Our sample size is not large enough to draw statistically significant conclusions with regards to the risk factors for physeal growth arrest, and the validity of the MRI findings needs to be confirmed by further follow-up evaluation of more patients for a longer duration. Some patients with osteoarticular infection do show MRI alterations in the affected physis; these changes have been seen to bear relationship with the age profile of the patient. The higher age group patients are at a greater risk for residual MRI changes which could lead to future growth plate abnormalities; they need more vigilant follow-up.
MRI proved to be an excellent imaging modality to visualise not only the growth plate but also to show in detail the extent of infection. Of the 15 cases, ten had absolutely normal growth plates and no evidence of residual infection at six months.

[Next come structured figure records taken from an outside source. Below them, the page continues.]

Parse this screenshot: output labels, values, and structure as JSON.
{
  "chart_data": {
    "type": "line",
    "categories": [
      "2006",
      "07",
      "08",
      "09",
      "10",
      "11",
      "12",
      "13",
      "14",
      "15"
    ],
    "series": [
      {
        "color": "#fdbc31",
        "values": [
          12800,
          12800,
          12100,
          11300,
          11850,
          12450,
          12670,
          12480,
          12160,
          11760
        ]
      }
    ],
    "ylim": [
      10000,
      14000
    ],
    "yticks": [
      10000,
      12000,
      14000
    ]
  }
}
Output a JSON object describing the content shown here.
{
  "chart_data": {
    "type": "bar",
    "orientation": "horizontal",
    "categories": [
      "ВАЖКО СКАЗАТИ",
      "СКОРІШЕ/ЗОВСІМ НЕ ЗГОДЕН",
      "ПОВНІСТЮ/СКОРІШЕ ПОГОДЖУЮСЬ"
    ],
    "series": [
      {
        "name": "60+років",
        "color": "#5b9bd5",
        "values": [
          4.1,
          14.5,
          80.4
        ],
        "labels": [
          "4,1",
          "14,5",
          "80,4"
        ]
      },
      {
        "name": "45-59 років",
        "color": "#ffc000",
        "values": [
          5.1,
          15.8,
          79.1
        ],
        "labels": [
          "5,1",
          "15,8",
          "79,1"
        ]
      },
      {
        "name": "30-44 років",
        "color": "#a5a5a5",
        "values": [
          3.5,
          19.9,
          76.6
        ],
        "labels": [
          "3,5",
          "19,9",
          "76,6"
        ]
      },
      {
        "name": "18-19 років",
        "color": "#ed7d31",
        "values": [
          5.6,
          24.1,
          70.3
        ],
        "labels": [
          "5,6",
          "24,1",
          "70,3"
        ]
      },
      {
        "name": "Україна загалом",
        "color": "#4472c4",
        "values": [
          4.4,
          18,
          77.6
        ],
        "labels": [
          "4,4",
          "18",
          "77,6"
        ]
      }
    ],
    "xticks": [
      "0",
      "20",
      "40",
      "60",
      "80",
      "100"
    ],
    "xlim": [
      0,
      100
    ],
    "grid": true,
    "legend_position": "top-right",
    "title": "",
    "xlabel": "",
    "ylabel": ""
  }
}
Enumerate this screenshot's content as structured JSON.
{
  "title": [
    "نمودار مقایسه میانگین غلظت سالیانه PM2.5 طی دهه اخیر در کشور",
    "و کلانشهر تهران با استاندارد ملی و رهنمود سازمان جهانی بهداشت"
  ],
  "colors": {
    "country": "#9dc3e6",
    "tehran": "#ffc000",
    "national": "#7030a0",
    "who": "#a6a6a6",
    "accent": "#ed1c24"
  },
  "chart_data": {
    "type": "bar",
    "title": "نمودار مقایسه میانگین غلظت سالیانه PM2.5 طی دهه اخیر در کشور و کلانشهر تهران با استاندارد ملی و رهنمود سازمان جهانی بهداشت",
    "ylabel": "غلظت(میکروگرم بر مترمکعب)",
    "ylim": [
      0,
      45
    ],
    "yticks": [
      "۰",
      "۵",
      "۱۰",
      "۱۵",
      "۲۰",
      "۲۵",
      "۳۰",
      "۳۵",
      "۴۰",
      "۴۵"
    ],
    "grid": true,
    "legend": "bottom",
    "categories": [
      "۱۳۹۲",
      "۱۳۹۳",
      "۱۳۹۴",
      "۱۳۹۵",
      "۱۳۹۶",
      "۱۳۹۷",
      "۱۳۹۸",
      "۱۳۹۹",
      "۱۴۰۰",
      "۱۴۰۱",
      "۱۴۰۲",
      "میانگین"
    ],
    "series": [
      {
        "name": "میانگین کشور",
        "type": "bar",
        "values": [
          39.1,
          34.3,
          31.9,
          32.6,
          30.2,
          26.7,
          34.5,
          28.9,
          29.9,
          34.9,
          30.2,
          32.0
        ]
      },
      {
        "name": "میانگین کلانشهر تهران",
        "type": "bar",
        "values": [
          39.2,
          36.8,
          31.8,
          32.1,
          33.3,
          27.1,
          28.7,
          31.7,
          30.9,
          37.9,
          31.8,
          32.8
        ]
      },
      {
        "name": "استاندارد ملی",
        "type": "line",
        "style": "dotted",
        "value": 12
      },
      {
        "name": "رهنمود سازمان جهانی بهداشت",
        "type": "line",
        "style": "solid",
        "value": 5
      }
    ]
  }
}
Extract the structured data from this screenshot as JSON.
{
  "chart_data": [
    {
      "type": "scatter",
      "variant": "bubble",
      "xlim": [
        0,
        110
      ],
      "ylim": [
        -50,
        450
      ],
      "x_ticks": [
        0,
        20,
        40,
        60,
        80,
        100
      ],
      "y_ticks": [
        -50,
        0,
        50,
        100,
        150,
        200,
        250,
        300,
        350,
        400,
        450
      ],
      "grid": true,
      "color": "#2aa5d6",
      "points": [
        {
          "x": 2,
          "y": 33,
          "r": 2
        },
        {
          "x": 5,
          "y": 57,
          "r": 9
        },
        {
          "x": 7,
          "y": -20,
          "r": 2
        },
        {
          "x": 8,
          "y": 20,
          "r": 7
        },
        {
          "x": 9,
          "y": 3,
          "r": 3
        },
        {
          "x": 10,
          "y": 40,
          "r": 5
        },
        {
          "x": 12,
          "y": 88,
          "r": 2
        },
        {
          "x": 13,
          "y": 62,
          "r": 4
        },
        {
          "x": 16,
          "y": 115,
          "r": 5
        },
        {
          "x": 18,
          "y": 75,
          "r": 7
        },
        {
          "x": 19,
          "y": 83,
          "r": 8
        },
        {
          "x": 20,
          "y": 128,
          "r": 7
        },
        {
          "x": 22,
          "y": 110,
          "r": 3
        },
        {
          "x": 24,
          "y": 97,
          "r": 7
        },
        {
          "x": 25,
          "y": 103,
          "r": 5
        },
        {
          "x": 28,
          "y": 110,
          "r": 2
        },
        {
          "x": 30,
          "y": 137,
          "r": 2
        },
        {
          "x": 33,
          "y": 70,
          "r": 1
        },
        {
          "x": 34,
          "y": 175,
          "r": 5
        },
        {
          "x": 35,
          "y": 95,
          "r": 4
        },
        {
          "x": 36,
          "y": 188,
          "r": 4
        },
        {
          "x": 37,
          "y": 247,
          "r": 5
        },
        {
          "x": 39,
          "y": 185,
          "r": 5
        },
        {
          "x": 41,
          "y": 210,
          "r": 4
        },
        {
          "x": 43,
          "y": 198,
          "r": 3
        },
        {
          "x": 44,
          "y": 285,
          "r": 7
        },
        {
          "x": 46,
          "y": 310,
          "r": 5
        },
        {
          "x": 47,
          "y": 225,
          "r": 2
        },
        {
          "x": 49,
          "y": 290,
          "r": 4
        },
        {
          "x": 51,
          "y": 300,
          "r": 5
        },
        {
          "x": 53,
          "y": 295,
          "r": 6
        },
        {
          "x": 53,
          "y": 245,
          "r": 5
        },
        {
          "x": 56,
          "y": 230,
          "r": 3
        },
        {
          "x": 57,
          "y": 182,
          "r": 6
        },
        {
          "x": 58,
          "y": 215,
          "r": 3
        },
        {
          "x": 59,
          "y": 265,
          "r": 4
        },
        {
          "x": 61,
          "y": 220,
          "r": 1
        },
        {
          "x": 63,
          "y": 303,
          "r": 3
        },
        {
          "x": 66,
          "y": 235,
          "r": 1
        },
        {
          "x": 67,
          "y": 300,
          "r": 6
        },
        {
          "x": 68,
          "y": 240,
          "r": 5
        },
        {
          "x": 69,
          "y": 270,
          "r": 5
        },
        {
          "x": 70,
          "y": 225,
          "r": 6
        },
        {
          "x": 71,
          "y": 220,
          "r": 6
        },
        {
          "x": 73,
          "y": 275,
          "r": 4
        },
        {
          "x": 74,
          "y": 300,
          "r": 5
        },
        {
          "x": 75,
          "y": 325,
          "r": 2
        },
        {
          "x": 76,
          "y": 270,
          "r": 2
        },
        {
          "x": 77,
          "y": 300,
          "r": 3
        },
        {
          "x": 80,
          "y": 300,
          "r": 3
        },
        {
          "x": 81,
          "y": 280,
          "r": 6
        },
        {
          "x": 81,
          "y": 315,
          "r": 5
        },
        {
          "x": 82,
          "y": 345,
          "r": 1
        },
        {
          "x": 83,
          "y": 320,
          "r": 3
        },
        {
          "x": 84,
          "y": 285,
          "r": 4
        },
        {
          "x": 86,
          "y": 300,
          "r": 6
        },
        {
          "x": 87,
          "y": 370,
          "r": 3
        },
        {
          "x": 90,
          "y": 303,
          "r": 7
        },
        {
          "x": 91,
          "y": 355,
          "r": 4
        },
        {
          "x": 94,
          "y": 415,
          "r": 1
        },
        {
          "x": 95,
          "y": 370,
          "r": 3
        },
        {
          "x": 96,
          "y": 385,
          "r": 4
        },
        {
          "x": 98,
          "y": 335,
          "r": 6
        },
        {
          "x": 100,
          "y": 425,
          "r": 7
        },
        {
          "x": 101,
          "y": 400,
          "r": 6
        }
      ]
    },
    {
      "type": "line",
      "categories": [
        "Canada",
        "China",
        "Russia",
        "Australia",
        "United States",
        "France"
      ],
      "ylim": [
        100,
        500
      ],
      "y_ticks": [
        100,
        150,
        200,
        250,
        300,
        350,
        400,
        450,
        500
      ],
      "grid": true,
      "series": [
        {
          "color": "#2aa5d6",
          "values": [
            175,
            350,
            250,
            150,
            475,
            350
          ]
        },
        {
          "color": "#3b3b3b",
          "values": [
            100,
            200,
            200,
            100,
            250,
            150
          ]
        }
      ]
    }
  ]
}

These patients can be relatively assured of an optimum outcome and need not be maintained on a strict follow-up. We have been able to shortlist five patients who had evidence of a significant insult to the growth plate or showed evidence of persistent infection. These patients can be informed of the need for early treatment, regular follow-up and the guarded prognosis with regard to a future growth disturbance.
We believe using MRI as an aiding tool for evaluation of growth plate insult should be included in the regular follow-up protocol for cases with acute osteoarticular infection. It can prevent catastrophic complications which are otherwise not possible to detect until irreversible changes occur and preventable measures can be taken accordingly.